Wednesday, August 1, 2007

Stop the Air War Too

word count: 954
By Lenny Siegel

“The Air Force … takes a long view: Many expect the Army to draw down its Iraq forces by 2009, but the Air Force is planning for a continued conflict in which it supports Iraqi troops.”—Associated Press, July 14, 2007

Unless the American people and our elected representatives take a clear stand, the hoped-for withdrawal or redeployment of U.S. troops from Iraq could create conditions similar to Richard Nixon’s secret plan for ending the Vietnam War. Ostensibly in support of Iraqi government forces, U.S. aircraft, supported by the latest in high-technology electronic gizmos, will continue to bomb, rocket, and strafe Iraq indefinitely. This might lead to fewer American casualties, but it will not salvage military victory from the jaws of defeat. More important, unless the air war in Iraq is halted, the devastation and civilian death toll will not only continue; it will grow.
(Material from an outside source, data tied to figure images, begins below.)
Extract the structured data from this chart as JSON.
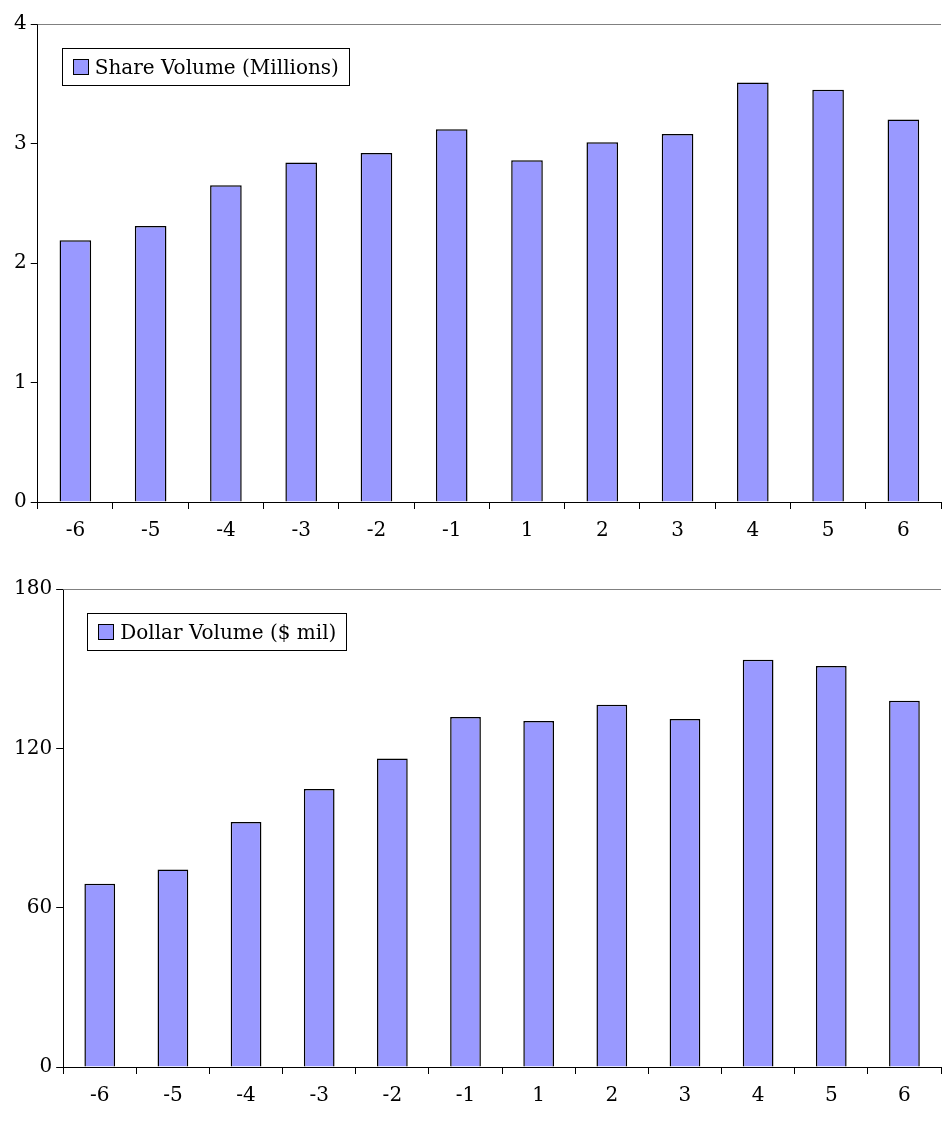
{
  "chart_data": [
    {
      "type": "bar",
      "categories": [
        "-6",
        "-5",
        "-4",
        "-3",
        "-2",
        "-1",
        "1",
        "2",
        "3",
        "4",
        "5",
        "6"
      ],
      "series": [
        {
          "name": "Share Volume (Millions)",
          "color": "#9999ff",
          "values": [
            2.19,
            2.31,
            2.65,
            2.84,
            2.92,
            3.12,
            2.86,
            3.01,
            3.08,
            3.51,
            3.45,
            3.2
          ]
        }
      ],
      "ylim": [
        0,
        4
      ],
      "yticks": [
        0,
        1,
        2,
        3,
        4
      ],
      "grid": false,
      "legend": "top left"
    },
    {
      "type": "bar",
      "categories": [
        "-6",
        "-5",
        "-4",
        "-3",
        "-2",
        "-1",
        "1",
        "2",
        "3",
        "4",
        "5",
        "6"
      ],
      "series": [
        {
          "name": "Dollar Volume ($ mil)",
          "color": "#9999ff",
          "values": [
            69,
            74.4,
            92.3,
            104.7,
            116.2,
            131.8,
            130.3,
            136.4,
            131,
            153.4,
            151,
            137.9
          ]
        }
      ],
      "ylim": [
        0,
        180
      ],
      "yticks": [
        0,
        60,
        120,
        180
      ],
      "grid": false,
      "legend": "top left"
    }
  ]
}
Air power, particularly when applied to unconventional warfare, is by its nature indiscriminate. Even where U.S. planes do not intentionally target noncombatants, they are likely to kill civilians. TomDispatch.com has collected reports on such incidents from the mainstream press, but they are likely only the tip of the iceberg. Of course insurgents and evildoing militias are not going to sit out in the middle of the desert, with concentric circles painted on the top of their tents. They live, train, and fight in Iraqi cities. So of course, even when U.S. forces actually know whom they’re bombing or firing at, there is inevitably “collateral damage.”…

Lenny Siegel lennysiegel@gmail.com is Director of the Pacific Studies Center, in Mountain View, California, and a member of Mountain View Voices for Peace. In the late 1960s and early 1970s, he was a leader of the anti-war movement at Stanford University, where activists challenged the U.S. air war and electronic battlefield in Southeast Asia.